The Passenger Seat
Whether you ride, drive or fly, transportation issues affect everyone. Especially when fuel prices are so high. Join Thomas V. Bona as he examines the things that make the world move.

Archive for July 6th, 2009

Today’s fuel price musings - Rockford area in bottom half of Illinois prices

1 comment July 6th, 2009

It’s true! We have the seventh-highest gasoline prices of Illinois’ 11 metro areas. We’re also tied at 103rd of the nation’s 280 metro areas. Rockford prices have dropped 29 cents since the peak on June 9. As I reported this weekend, our gas prices have abated because the refinery problems that were propping them up have gone away. But don’t get used to it, the writing’s on the wall that $3 and $4 a gallon gas could be back in the next year or two.

Have you gone back to your old driving habits? Or have you permanently switched to a smaller vehicle and taken steps to reduce your driving? I’m enjoying my Honda Fit and the 31-32 mpg I average, and expect the investment to be really worth it in the next few years…

Here are the prices from this morning (courtesy of AAA’s fuelgaugereport.com):

Gasoline: Rockford dropped almost a cent to $2.64 a gallon today. We’re seventh in the state and tied at 103rd of the nation’s 280 metro areas. The Illinois average dropped less than a cent to remain at $2.73 a gallon. The national average dropped almost a cent to $2.61 a gallon. Illinois has the eighth-highest gas prices in the nation, including the District of Columbia.

Diesel: And diesel costs more than gas again. Rockford dropped less than a cent to remain at $2.67 a gallon, a 15-cent increase in the past month. We have the third-highest diesel prices in the state. The state average dropped almost a cent to $2.67, a 10-cent increase in the past month. The national average dropped slightly but stayed at $2.62, a 12-cent increase in the past month. Illinois has the 15th-highest diesel prices in the country, including the District of Columbia.

Do plane and train crashes get disproportionate coverage?

1 comment July 6th, 2009

Eric A. Morris at the Freakonomics blog raise a good question - plane and train crashes make the front pages, but many more people die in auto wrecks.

But what the media very rarely mention is that the carnage on our roads makes these much-hyped accidents look almost trivial. Nine lives is nine too many, but there were 39,800 motor vehicle traffic fatalities in 2008 alone (and that was a good year). At that rate, between the time of the accident, June 22, and the time you are reading this, on average about 1,000 Americans died on our roadways. Yet this rarely merits a mention by the press.

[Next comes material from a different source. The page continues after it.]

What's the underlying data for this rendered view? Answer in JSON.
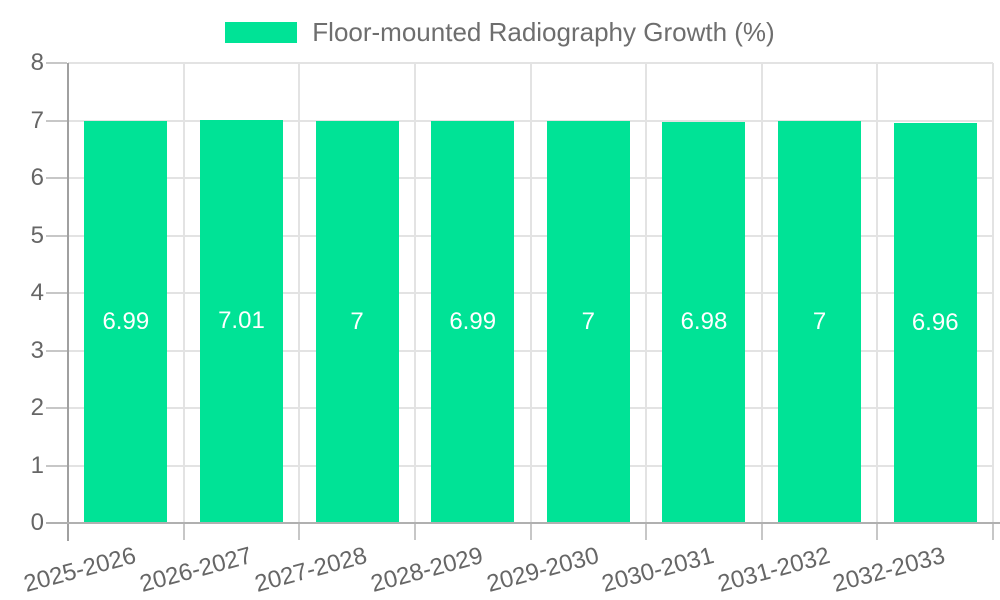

Morris hits the nail on the head in his reasons why - big crashes are rarer and more spectacular, so people talk about them more (and admit it, you talk more about a plane crash than any number of random car crashes).Also, I would note, it’s hard to write about the cumulutive number of road deaths with the same impact as covering a plane crash.

But, whenever I hear people worrying about air safety, I think of the numbers and remember the wise words of Superman - “Statistically speaking, it’s still the safest way to travel.”